Aside for my love of Bruno Sammartino paying more attention to the match than anyone else involved in it, this is an important moment in wrestling history. While they never say it after the finish, or even when they cut back to the Tuesday Night Titans set, by winning this match Tony Atlas and Rocky Johnson become the first African Americans to ever hold a professional wrestling championship.

An Interview with Captain Lou Albano

Vince McMahon tries to start some trouble between the Wild Samoans and Captain Lou Albano. Captain Lou accidentally hit Afa with a wooden chair and caused the Samoans to lose the tag belts. The whole premise of the segment is that Lou Albano denies taking any responsibility for the chair shot.

None of that matters to me, because what’s really important is that Captain Lou Albano is wearing a Hawaiian shirt with kittens all over it. Between the kitten shirts and the bowling shirts with his face and name on the back of it, I feel that Lou Albano’s wardrobe should be separately inducted into the WWE Hall of Fame.

The World of Wrestling: Quick, try everything at once!
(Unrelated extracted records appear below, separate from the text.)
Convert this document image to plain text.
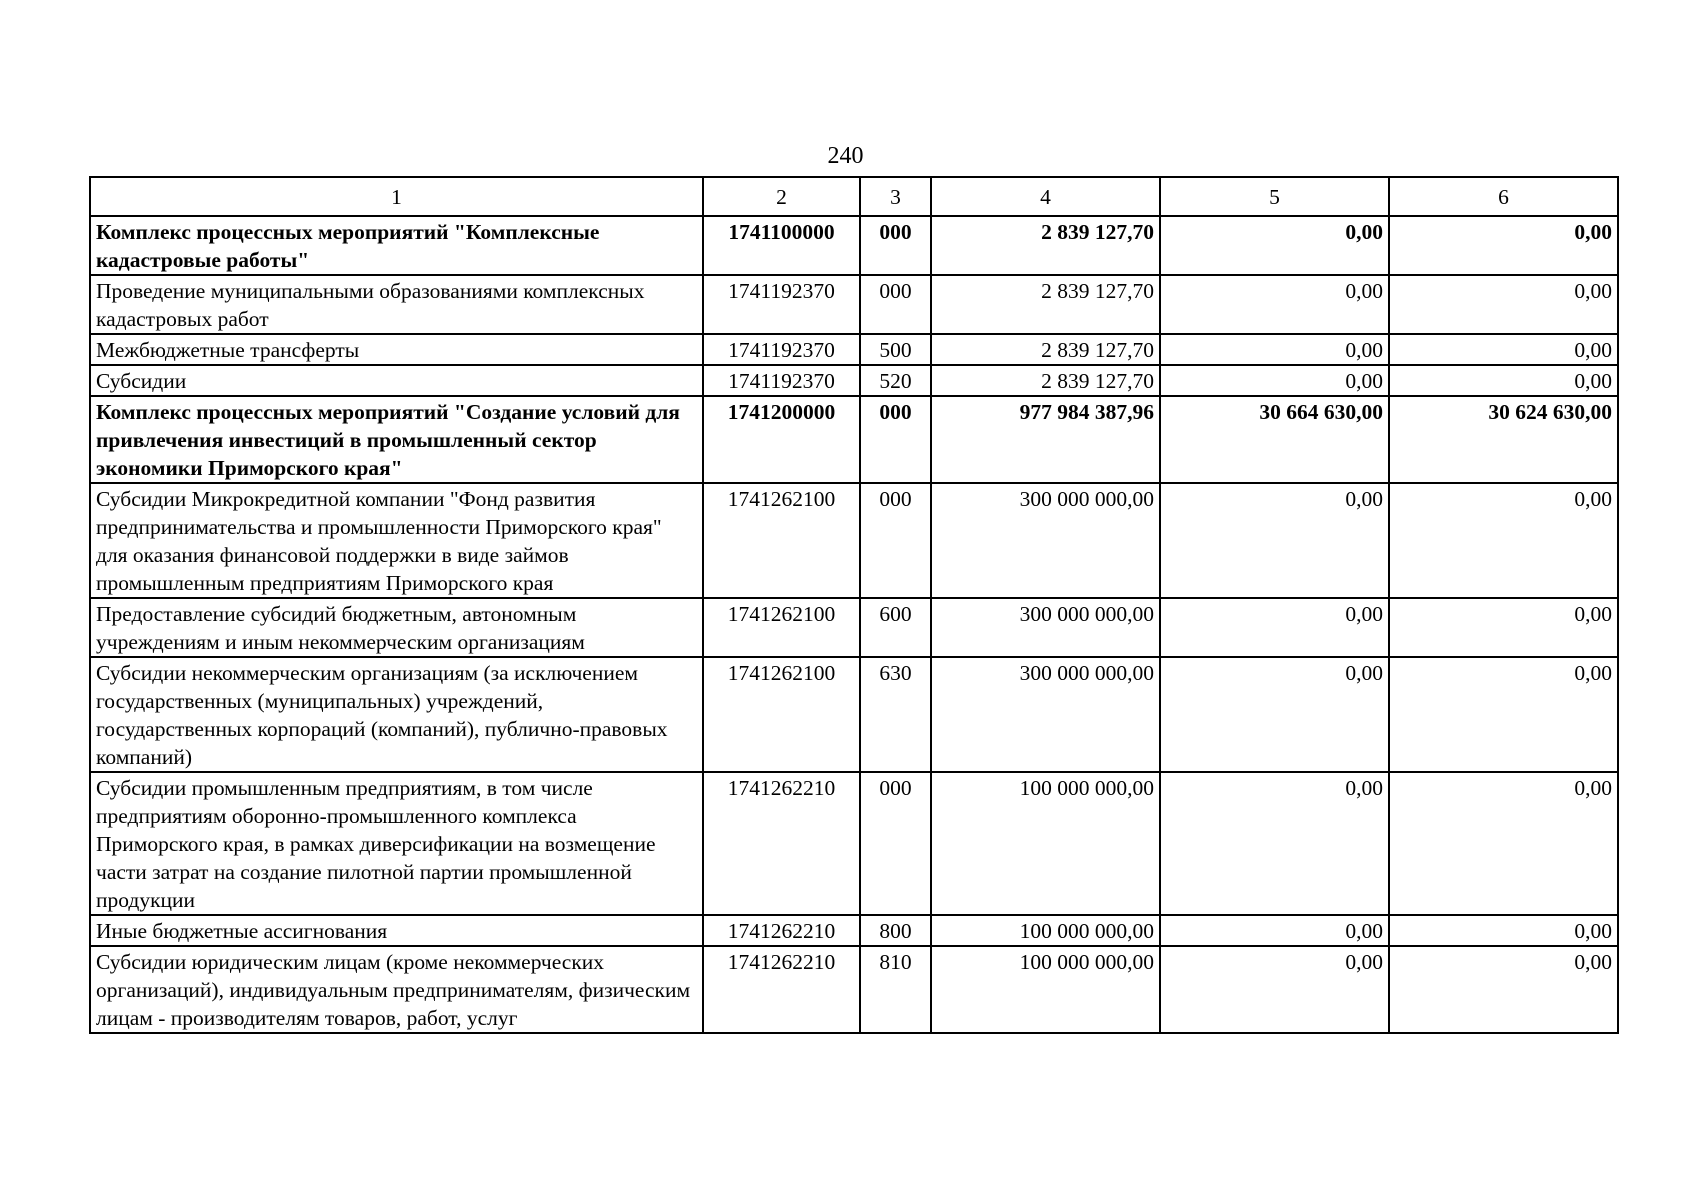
240
1	2	3	4	5	6
Комплекс процессных мероприятий "Комплексные кадастровые работы"	1741100000	000	2 839 127,70	0,00	0,00
Проведение муниципальными образованиями комплексных кадастровых работ	1741192370	000	2 839 127,70	0,00	0,00
Межбюджетные трансферты	1741192370	500	2 839 127,70	0,00	0,00
Субсидии	1741192370	520	2 839 127,70	0,00	0,00
Комплекс процессных мероприятий "Создание условий для привлечения инвестиций в промышленный сектор экономики Приморского края"	1741200000	000	977 984 387,96	30 664 630,00	30 624 630,00
Субсидии Микрокредитной компании "Фонд развития предпринимательства и промышленности Приморского края" для оказания финансовой поддержки в виде займов промышленным предприятиям Приморского края	1741262100	000	300 000 000,00	0,00	0,00
Предоставление субсидий бюджетным, автономным учреждениям и иным некоммерческим организациям	1741262100	600	300 000 000,00	0,00	0,00
Субсидии некоммерческим организациям (за исключением государственных (муниципальных) учреждений, государственных корпораций (компаний), публично-правовых компаний)	1741262100	630	300 000 000,00	0,00	0,00
Субсидии промышленным предприятиям, в том числе предприятиям оборонно-промышленного комплекса Приморского края, в рамках диверсификации на возмещение части затрат на создание пилотной партии промышленной продукции	1741262210	000	100 000 000,00	0,00	0,00
Иные бюджетные ассигнования	1741262210	800	100 000 000,00	0,00	0,00
Субсидии юридическим лицам (кроме некоммерческих организаций), индивидуальным предпринимателям, физическим лицам - производителям товаров, работ, услуг	1741262210	810	100 000 000,00	0,00	0,00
The final few minutes of the program is rapid fire clips of various matches, the first one is an Andrew the Giant match from the late 70’s where he disinterestedly mauls three people at the same time like a brown bear with ADHD, then Hulk Hogan gets headbutted a bunch of times by The Masked Superstar, Greg Valentine crotches Jimmy Snuka on the steel guard rail outside the ring, and the Iron Sheik colonizes what would one day become Suplex City on two jobbers. None of these clips really serve much purpose except to fill time and end show.

A Final Word

This was the inaugural edition of Tuesday Night Titans, and it was a bold first step toward establishing the WWF’s style of sports entertainment. While the show is awkward and dependent entirely too much on the improvisational skills of the wrestlers and its hosts, it really did seek to create more fleshed out personalities for the wrestlers in the company who were lower on the card. Before this episode the Wild Samoans were interchangeable, archaic, fairly racist, savage stereotypes, and while this show didn’t change that, what it did do was differentiate them from any other tag team who were attempting a similar gimmick at the time (of which there were plenty). The show spent an awful lot of time with Dr. D. David Shultz, and establishing him as a character that would not work today, but without that background he is just another southern wrestler that no one would have any reason to care about one way or another. These moments of character exploration and the willingness to explore ways of presenting them is woefully lacking in today’s formulaic safer wrestling program. These were the days where Vince McMahon had a ton of competition from a variety of territories and promoters including the NWA and the AWA, and he needed to create a way that made his product and wrestlers different from the ones being presented there, so he took a format of television that was popular at the time (and still popular today) and satirized it with wrestling characters in a way that other promoters simply lacked the vision or courage to do. While the show is goofy, it’s incredibly fun, and most importantly and almost contradictory, it is a revolutionary step towards three dimensional wrestling characters that we would soon to grow to expect in later eras.